En comparaison internationale, notre démocratie directe a freiné la construction galopante d’un Etat social. Pourtant, c’est précisément ce droit de participation du peuple qui a empêché ces dernières décennies d’importantes réformes politico-économiques. Avec deux exceptions notables: en 1995, l’introduction d‘un frein aux dépenses a rencontré l’approbation de 83% des votants, tout comme l’introduction du frein à l’endettement, accepté à 85% en 2001. Une règle de stabilisation pour un financement durable de l’AVS serait donc la suite logique.

D’autant plus que de tels automatismes trouvent des adeptes à l’étranger. Certains pays misent sur les contributions. Les cotisations salariales pour le financement du «Régime de rentes du Québec» sont automatiquement augmentées de 0,1% lorsque la stabilité financière de la réserve – le pendant du fonds de l’AVS – n’est plus assurée. Détails croustillants: la réserve du premier pilier de la province canadienne couvre les dépenses pour 3 ans (le fonds de l’AVS en revanche pour à peine un an) et sa stabilité doit être assurée pour les 50 prochaines années.

D’autres pays misent sur les prestations. En Suède, le montant des rentes dépend du taux de couverture du premier pilier. Si celui-ci vient à passer sous les 100%, les rentes doivent être réduites. Ce cas s’est produit après la crise financière de 2008 et a fait office de test d’endurance. Toutefois, les Suédois ont appliqué leurs mécanismes de stabilisation à la lettre. En 2010, les rentes ont baissé de 3,0%, et de 4,5% en 2011. Pour soutenir le pouvoir d’achat des seniors, le gouvernement a cependant adopté des aides au logement et des allégements fiscaux pour les retraités. Cette approche assure certes le financement durable de la prévoyance vieillesse et une redistribution transparente, mais s’écarte du principe d’une taxation identique pour des revenus identiques et privilégie unilatéralement les retraités.

Une autre possibilité existe dans les automatismes du départ à la retraite, tel que le Danemark l’a introduit. Dès 2027, l’âge ordinaire de la retraite y sera couplé à l’espérance de vie. Cette automatisation doit assurer que les Danois bénéficient d’une retraite durant 14,5 ans en moyenne. En comparaison, l’espérance de vie moyenne à 65 ans s’élevait en Suisse à 19,1 ans pour les hommes et à 22,1 ans pour les femmes en 2013.

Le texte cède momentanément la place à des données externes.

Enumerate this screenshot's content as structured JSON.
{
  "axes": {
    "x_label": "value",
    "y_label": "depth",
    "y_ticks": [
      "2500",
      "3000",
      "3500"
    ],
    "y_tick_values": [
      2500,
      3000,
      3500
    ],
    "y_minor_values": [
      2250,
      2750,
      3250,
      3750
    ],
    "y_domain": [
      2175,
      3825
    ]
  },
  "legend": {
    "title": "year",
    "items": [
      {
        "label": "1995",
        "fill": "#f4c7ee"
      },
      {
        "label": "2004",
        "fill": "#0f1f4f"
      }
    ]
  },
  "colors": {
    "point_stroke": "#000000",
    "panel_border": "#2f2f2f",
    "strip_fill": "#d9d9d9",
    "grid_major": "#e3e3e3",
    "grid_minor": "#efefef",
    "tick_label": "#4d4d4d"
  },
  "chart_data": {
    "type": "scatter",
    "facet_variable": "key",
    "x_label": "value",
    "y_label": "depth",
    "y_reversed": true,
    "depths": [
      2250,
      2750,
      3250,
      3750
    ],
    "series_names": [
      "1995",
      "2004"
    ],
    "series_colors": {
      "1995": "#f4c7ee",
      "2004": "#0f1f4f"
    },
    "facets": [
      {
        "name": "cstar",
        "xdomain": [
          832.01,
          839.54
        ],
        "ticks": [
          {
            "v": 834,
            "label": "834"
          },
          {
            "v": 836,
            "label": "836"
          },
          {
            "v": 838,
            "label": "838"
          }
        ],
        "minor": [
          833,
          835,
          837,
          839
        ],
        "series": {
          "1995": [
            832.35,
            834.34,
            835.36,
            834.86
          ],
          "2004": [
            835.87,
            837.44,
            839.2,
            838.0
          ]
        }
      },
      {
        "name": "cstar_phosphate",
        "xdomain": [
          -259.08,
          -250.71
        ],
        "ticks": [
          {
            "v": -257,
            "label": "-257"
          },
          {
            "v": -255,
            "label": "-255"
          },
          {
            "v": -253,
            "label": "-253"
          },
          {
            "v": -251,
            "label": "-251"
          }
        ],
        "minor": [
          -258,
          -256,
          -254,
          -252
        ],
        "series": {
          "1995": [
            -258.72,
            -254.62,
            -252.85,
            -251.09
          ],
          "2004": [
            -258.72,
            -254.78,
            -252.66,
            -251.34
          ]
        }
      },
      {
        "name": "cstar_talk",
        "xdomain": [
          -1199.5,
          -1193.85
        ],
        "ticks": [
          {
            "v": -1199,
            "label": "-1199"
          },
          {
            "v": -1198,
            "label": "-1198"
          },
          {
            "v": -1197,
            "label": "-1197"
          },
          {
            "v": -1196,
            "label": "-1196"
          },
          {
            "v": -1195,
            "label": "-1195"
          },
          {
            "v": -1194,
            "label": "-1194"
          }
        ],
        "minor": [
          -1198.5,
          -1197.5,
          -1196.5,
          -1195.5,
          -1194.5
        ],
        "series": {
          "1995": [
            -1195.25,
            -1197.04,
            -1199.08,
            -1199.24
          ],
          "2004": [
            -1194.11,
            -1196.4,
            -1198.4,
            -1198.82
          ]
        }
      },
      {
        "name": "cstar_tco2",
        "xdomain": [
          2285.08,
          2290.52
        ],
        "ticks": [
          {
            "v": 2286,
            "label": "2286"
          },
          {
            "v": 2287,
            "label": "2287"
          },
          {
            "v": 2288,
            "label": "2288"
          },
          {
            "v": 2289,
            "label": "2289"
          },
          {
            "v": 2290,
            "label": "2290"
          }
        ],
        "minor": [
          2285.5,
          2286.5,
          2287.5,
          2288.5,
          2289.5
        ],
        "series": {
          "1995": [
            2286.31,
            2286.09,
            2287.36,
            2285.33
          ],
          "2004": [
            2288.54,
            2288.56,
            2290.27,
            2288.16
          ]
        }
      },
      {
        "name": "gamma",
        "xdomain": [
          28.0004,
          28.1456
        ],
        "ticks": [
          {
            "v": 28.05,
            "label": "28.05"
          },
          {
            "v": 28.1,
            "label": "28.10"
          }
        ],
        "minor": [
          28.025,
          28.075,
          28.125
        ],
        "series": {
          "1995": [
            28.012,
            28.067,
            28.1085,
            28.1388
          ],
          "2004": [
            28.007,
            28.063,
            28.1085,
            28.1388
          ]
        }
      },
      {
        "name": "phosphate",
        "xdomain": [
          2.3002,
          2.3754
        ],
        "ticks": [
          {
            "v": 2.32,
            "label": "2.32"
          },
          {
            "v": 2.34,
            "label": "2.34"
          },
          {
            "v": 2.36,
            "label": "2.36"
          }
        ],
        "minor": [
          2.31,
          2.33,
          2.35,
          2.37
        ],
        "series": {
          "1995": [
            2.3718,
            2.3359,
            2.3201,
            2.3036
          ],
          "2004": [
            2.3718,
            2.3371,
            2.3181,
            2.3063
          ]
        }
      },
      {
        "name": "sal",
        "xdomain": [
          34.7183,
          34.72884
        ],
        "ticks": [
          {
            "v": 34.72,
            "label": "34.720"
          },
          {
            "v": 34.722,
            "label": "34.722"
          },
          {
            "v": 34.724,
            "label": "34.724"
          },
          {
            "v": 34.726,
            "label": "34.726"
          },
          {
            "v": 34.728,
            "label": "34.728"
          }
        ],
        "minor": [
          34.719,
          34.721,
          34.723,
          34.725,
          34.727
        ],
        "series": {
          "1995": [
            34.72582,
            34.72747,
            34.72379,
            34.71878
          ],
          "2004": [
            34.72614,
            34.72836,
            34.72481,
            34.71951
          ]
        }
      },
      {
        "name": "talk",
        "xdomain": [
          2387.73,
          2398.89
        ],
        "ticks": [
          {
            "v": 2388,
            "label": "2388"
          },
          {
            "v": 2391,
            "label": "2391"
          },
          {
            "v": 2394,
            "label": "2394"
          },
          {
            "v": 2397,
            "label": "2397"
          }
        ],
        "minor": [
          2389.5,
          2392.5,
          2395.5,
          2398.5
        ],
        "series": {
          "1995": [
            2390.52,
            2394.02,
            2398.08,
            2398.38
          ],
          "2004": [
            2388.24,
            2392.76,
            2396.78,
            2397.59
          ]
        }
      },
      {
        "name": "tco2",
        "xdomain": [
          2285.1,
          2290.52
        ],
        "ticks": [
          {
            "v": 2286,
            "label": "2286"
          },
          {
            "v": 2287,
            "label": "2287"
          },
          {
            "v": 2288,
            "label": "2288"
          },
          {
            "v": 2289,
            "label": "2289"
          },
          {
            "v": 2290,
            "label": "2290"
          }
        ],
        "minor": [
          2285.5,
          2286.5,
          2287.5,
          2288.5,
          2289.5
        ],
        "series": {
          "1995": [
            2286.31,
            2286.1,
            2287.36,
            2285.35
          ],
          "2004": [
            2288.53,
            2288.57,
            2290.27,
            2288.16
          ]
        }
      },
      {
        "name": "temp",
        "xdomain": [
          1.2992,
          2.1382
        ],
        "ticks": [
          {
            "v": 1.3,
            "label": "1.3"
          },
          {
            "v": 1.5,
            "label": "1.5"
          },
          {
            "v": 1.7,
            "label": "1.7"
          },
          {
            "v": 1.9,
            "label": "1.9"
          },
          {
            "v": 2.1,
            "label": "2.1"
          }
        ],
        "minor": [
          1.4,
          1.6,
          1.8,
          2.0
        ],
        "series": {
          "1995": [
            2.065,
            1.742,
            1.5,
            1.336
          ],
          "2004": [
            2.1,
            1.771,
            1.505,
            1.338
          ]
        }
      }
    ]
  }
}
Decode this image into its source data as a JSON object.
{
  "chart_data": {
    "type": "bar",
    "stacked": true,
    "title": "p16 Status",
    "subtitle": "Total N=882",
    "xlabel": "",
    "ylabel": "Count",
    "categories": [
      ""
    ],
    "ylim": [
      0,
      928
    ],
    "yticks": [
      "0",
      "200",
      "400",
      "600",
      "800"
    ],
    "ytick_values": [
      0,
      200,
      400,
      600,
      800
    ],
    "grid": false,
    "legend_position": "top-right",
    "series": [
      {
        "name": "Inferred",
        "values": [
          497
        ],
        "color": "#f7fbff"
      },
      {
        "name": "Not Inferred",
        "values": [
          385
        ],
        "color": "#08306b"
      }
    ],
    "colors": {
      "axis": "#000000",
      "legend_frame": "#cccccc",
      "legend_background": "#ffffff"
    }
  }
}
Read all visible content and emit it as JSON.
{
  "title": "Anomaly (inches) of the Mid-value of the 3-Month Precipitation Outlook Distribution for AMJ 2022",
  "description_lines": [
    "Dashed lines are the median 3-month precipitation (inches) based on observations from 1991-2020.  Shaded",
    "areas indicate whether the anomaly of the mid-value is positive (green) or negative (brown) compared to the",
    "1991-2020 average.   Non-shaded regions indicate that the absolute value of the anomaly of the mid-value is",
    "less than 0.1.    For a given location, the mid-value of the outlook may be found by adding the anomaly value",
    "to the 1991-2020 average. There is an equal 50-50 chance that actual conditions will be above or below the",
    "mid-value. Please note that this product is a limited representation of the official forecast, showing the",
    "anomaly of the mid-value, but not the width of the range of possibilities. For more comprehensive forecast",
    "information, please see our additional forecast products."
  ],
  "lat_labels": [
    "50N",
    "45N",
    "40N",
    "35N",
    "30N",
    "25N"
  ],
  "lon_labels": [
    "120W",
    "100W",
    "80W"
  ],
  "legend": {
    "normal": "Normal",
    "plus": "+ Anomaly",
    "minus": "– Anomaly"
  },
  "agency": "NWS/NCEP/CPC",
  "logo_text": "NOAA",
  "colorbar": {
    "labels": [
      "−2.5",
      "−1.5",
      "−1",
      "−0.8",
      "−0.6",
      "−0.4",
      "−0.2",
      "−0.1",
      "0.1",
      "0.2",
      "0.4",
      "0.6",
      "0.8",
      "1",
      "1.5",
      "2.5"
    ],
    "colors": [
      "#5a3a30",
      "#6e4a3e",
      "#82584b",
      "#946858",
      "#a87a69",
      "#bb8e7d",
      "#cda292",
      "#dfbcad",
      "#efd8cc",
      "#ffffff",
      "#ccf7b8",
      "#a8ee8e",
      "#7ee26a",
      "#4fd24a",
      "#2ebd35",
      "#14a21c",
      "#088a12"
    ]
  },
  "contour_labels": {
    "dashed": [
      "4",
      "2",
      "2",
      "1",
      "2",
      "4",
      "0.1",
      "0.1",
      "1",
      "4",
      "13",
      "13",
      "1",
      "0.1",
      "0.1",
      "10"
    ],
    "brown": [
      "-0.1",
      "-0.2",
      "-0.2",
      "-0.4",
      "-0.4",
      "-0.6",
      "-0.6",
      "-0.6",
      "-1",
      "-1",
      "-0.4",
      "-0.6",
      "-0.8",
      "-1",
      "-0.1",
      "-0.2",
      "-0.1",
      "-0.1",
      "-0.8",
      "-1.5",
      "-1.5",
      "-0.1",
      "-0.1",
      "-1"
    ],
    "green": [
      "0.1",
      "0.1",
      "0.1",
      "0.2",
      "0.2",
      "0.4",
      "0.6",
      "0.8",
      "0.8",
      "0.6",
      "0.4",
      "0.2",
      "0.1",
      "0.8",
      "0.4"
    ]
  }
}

Par conséquent, à quoi devrait ressembler une règle de stabilisation pour l’AVS ? Un élément important dans le contexte suisse est la «symétrie des sacrifices»: l’équilibre entre les recettes supplémentaires et l’adaptation des prestations d’une part, et un partage des charges entre actifs et retraités de l’autre. La proposition de la réforme Prévoyance vieillesse 2020 ne remplit cette condition qu’à première vue. Elle prévoit une hausse des cotisations salariales et une suspension de l’adaptation automatique des rentes à l’indice mixte au cas où le niveau du fonds de l’AVS tombe sous les 70% des dépenses annuelles. La suspension devrait toutefois être abolie après cinq ans et l’inflation amplement compensée. La réglementation n’exigerait en fait que des recettes supplémentaires et seulement de la part des actifs.

Une proposition de l’union patronale suisse prévoit une augmentation de la TVA de quelques pour mille plutôt qu’une hausse des cotisations salariales. Ainsi, des contributions supplémentaires seraient exigées des actifs et des retraités. L’adaptation des prestations devrait passer par une élévation de l’âge de la retraite de quelques mois plutôt que par la suspension de l’indice mixte. Ainsi, les rentes AVS ne seraient pas réduites et l’objectif de prestations fixé dans la Constitution pourrait aussi être assuré, même dans un environnement inflationniste. Comme les exemples le montrent, des règles de stabilisation peuvent être très efficaces si elles sont correctement mises en œuvre.

Cet article a été publié dans le magazine «Schweizer Versicherung» le 4 mai 2015.
Avec l’aimable autorisation de Schweizer Versicherung.